Mustafa Durmuş

22 Ekim 2022

2023 Yılı Merkezi Yönetim Bütçe Kanunu Teklifi üzerine bazı notlar

Yıllardır aynı politika sürdürülüyor. Gereksiz harcamaları sürdür, halk KDV ve ÖTV'den bunalırken sermayeden, zenginden vergi alma, bütçe açığı ver bu açığı da faizciden, tefeciden aldığın yüksek faizli borçla kapat…

4,5 trilyon TL'lik yani milli gelirimizin yaklaşık dörtte birine denk düşen bir devlet bütçesi elbette çok daha ayrıntılı bir analiz ve değerlendirmeyi hak ediyor. Bu yüzden, önceki yıllarda yaptığımız gibi, 2023 Yılı Merkezi Yönetim Bütçe Kanunu Teklifini önümüzdeki haftalarda ayrıntılı bir biçimde ele alacak ve okuyucularımızı bilgilendirmeye çalışacağız.

Ancak Meclis Bütçe Plan Komisyonu'nun ilk toplantılarını yaptığı bugünlerde Komisyon'a gönderilen bu Teklifi (1) kısa da olsa değerlendirmekte yarar var.

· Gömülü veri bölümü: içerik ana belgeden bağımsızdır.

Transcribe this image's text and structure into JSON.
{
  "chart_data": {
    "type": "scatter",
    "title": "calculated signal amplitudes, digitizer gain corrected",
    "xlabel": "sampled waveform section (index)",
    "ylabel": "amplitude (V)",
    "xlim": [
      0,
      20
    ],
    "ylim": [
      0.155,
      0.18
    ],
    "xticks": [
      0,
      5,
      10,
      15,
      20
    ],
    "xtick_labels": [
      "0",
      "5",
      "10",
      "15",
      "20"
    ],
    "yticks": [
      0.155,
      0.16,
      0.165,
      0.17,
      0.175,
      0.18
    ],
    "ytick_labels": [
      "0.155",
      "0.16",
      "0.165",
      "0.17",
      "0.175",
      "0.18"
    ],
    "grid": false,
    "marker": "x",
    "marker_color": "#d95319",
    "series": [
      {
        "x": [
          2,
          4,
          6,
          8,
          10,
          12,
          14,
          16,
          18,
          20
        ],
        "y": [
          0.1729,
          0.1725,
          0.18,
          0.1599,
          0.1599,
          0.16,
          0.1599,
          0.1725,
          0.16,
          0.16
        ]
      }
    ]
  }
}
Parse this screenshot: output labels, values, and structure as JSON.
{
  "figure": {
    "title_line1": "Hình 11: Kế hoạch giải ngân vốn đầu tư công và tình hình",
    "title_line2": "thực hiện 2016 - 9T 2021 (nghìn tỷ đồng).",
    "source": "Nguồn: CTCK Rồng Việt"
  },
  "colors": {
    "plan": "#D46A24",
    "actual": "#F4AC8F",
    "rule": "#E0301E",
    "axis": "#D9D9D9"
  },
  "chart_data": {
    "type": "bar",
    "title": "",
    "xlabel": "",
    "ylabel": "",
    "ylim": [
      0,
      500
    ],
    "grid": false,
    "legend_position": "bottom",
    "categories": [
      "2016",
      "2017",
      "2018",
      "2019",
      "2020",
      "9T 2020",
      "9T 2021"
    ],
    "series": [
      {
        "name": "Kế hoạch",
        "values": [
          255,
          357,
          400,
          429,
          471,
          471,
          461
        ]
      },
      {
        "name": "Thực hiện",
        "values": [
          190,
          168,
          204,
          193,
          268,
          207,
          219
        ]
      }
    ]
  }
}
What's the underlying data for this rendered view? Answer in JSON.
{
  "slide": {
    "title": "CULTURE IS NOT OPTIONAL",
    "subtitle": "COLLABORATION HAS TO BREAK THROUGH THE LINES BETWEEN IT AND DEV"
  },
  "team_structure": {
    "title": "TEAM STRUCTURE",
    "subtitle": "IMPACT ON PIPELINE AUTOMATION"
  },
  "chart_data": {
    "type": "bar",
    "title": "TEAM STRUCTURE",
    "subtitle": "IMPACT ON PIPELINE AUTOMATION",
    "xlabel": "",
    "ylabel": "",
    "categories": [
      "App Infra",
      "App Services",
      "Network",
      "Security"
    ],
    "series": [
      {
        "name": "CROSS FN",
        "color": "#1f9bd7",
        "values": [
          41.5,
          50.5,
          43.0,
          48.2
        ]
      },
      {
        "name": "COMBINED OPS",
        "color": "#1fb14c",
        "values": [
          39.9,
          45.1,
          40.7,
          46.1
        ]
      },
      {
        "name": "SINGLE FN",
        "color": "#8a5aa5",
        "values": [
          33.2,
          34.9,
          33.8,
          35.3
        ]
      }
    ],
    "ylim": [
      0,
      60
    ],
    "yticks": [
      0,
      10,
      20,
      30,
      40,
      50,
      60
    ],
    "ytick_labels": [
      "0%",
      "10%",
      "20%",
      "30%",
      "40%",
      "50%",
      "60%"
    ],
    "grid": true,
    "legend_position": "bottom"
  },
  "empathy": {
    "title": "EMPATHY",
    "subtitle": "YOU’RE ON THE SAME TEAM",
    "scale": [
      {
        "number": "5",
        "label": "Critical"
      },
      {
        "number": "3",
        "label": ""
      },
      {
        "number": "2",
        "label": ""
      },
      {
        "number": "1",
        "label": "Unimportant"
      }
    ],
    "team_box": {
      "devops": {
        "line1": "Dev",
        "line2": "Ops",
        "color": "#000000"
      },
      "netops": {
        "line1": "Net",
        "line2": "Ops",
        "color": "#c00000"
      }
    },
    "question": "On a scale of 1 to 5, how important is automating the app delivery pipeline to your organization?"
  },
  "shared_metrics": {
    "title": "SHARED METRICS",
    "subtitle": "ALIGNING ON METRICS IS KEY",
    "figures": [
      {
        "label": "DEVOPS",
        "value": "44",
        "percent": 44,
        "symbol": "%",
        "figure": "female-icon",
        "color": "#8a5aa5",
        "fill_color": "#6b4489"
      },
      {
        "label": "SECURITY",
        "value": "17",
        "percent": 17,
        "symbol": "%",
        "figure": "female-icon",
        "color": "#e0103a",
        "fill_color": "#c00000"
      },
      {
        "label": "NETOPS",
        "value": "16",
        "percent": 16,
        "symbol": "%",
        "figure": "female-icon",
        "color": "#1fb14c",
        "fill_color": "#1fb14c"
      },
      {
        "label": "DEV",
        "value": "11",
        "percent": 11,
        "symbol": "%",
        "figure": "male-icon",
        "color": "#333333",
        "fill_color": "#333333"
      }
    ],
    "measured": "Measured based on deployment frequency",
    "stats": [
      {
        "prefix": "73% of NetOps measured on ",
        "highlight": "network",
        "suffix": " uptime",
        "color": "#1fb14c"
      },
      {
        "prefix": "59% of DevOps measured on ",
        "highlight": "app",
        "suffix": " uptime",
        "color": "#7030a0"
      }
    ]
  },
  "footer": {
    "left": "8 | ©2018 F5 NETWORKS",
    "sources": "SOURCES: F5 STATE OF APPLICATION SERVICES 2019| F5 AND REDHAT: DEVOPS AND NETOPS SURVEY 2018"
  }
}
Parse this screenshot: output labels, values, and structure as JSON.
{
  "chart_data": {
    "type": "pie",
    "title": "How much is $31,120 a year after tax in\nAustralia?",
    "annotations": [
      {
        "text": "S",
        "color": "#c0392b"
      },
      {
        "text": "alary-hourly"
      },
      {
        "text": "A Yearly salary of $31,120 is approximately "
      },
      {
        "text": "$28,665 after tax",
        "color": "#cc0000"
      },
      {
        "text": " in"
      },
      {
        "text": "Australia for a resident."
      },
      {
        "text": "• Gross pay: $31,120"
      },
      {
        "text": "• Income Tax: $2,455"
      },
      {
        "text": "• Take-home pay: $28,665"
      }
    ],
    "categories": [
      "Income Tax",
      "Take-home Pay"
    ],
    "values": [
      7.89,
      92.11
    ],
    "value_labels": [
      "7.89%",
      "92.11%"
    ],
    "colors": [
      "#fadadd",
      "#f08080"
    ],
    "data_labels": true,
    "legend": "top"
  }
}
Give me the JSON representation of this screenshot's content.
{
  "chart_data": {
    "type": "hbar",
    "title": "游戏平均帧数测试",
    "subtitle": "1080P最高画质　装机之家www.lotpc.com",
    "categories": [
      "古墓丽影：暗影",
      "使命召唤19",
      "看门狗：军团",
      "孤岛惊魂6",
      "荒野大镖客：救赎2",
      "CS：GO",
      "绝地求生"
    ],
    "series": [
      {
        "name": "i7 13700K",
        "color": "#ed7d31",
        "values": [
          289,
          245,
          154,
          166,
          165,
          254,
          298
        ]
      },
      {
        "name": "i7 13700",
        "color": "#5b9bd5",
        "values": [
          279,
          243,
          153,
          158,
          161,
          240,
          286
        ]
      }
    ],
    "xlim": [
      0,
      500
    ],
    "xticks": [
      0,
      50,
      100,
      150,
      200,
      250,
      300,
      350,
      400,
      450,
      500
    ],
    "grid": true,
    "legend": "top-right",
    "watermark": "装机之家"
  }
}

Ödenekler reel olarak artmıyor

Öncelikle 2023 Bütçesinde, 2022 yılı Bütçesine (GT) göre, bir bütün olarak harcamalarda yüzde 43 oranında bir artış öngörülüyor. Bu çerçevede yeni bütçe anlayışına uygun olarak hazırlanan Programlara ayrılan ödeneklerde, resmi enflasyonun yüzde 83,5 olduğu ve gelecek yıl da yüksek enflasyonun devam edeceği dikkate alındığında,  reel artış (enflasyondan arındırılmış) olmadığını söyleyebiliriz (bunun tek istisnası yüzde 155'lik Enerji 'Arz Güvenliği Programı'na ayrılan ödeneklerdeki artış). (2)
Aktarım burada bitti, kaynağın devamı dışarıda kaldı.